Hence we reject Null Hypothesis , claiming that at least one of the mean differs
Conclusions on residual plots
From above residual plots we can state that our assumptions for anova model , Normal probability and Constant variance are not violated .
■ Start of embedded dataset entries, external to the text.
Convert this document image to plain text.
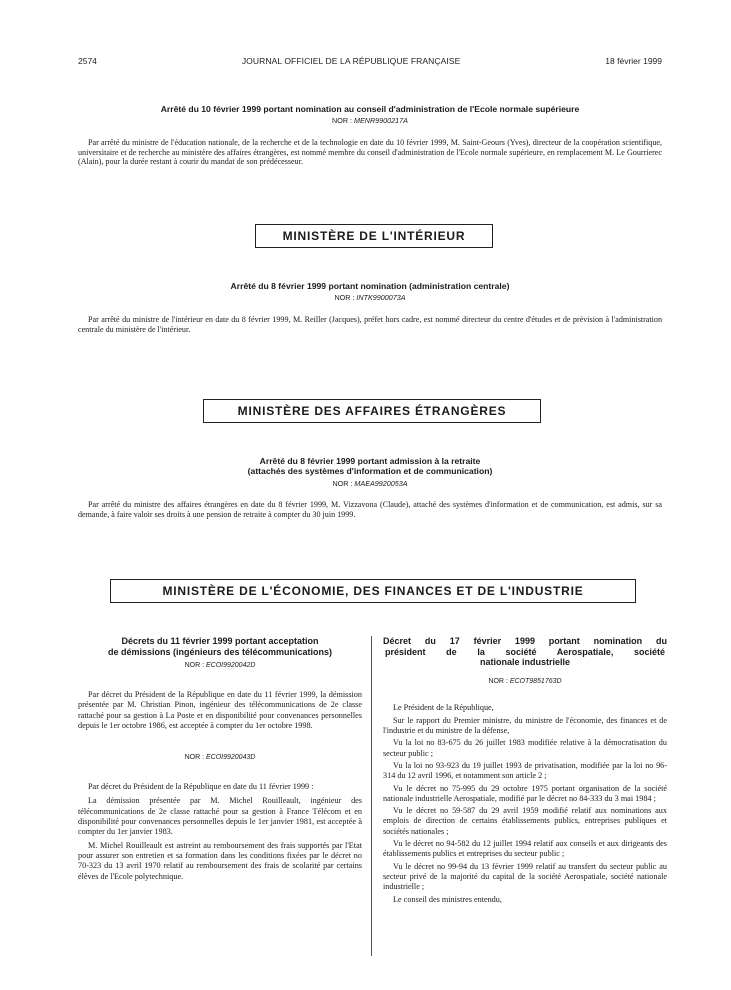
2574	JOURNAL OFFICIEL DE LA RÉPUBLIQUE FRANÇAISE	18 février 1999
Arrêté du 10 février 1999 portant nomination au conseil d'administration de l'Ecole normale supérieure
NOR : MENR9900217A

Par arrêté du ministre de l'éducation nationale, de la recherche et de la technologie en date du 10 février 1999, M. Saint-Geours (Yves), directeur de la coopération scientifique, universitaire et de recherche au ministère des affaires étrangères, est nommé membre du conseil d'administration de l'Ecole normale supérieure, en remplacement M. Le Gourrierec (Alain), pour la durée restant à courir du mandat de son prédécesseur.

MINISTÈRE DE L'INTÉRIEUR
Arrêté du 8 février 1999 portant nomination (administration centrale)
NOR : INTK9900073A

Par arrêté du ministre de l'intérieur en date du 8 février 1999, M. Reiller (Jacques), préfet hors cadre, est nommé directeur du centre d'études et de prévision à l'administration centrale du ministère de l'intérieur.

MINISTÈRE DES AFFAIRES ÉTRANGÈRES
Arrêté du 8 février 1999 portant admission à la retraite
(attachés des systèmes d'information et de communication)
NOR : MAEA9920053A

Par arrêté du ministre des affaires étrangères en date du 8 février 1999, M. Vizzavona (Claude), attaché des systèmes d'information et de communication, est admis, sur sa demande, à faire valoir ses droits à une pension de retraite à compter du 30 juin 1999.

MINISTÈRE DE L'ÉCONOMIE, DES FINANCES ET DE L'INDUSTRIE

Décrets du 11 février 1999 portant acceptation

de démissions (ingénieurs des télécommunications)

NOR : ECOI9920042D

Par décret du Président de la République en date du 11 février 1999, la démission présentée par M. Christian Pinon, ingénieur des télécommunications de 2e classe rattaché pour sa gestion à La Poste et en disponibilité pour convenances personnelles depuis le 1er octobre 1986, est acceptée à compter du 1er octobre 1998.

NOR : ECOI9920043D

Par décret du Président de la République en date du 11 février 1999 :

La démission présentée par M. Michel Rouilleault, ingénieur des télécommunications de 2e classe rattaché pour sa gestion à France Télécom et en disponibilité pour convenances personnelles depuis le 1er janvier 1981, est acceptée à compter du 1er janvier 1983.

M. Michel Rouilleault est astreint au remboursement des frais supportés par l'Etat pour assurer son entretien et sa formation dans les conditions fixées par le décret no 70-323 du 13 avril 1970 relatif au remboursement des frais de scolarité par certains élèves de l'Ecole polytechnique.

Décret du 17 février 1999 portant nomination du

président de la société Aerospatiale, société

nationale industrielle

NOR : ECOT9851763D

Le Président de la République,

Sur le rapport du Premier ministre, du ministre de l'économie, des finances et de l'industrie et du ministre de la défense,

Vu la loi no 83-675 du 26 juillet 1983 modifiée relative à la démocratisation du secteur public ;

Vu la loi no 93-923 du 19 juillet 1993 de privatisation, modifiée par la loi no 96-314 du 12 avril 1996, et notamment son article 2 ;

Vu le décret no 75-995 du 29 octobre 1975 portant organisation de la société nationale industrielle Aerospatiale, modifié par le décret no 84-333 du 3 mai 1984 ;

Vu le décret no 59-587 du 29 avril 1959 modifié relatif aux nominations aux emplois de direction de certains établissements publics, entreprises publiques et sociétés nationales ;

Vu le décret no 94-582 du 12 juillet 1994 relatif aux conseils et aux dirigeants des établissements publics et entreprises du secteur public ;

Vu le décret no 99-94 du 13 février 1999 relatif au transfert du secteur public au secteur privé de la majorité du capital de la société Aerospatiale, société nationale industrielle ;

Le conseil des ministres entendu,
As the residuals fall fairly in straight line in the Normal probability plot which shows that the residuals are normally distributed
The residual vs fitted value plot shows that variance does not differ significantly
Investigating pairwise comparisons
tukey_firstmodel <- TukeyHSD(first.model)
tukey_firstmodel
## Tukey multiple comparisons of means
## 95% family-wise confidence level
##
## Fit: aov(formula = data$Obs ~ data$`Ball Colour`, data = data)
##
## $`data$`Ball Colour``
## diff lwr upr p adj
## Red-black -0.6153846 -2.277731 1.046961 0.6407829
## Yellow-black 2.7692308 1.106885 4.431577 0.0006994
## Yellow-Red 3.3846154 1.722269 5.046961 0.0000471
plot(tukey_firstmodel,col="deepskyblue")

From TukeysHSD results and plot, we can claim that pair-Red and Black are similar because zero lies in the 95% confidence interval range.
The mean value of yellow differs from red as well as black. So the pairs of yellow-red and yellow-black differ significantly because 0 is not in the 95% confidence interval range.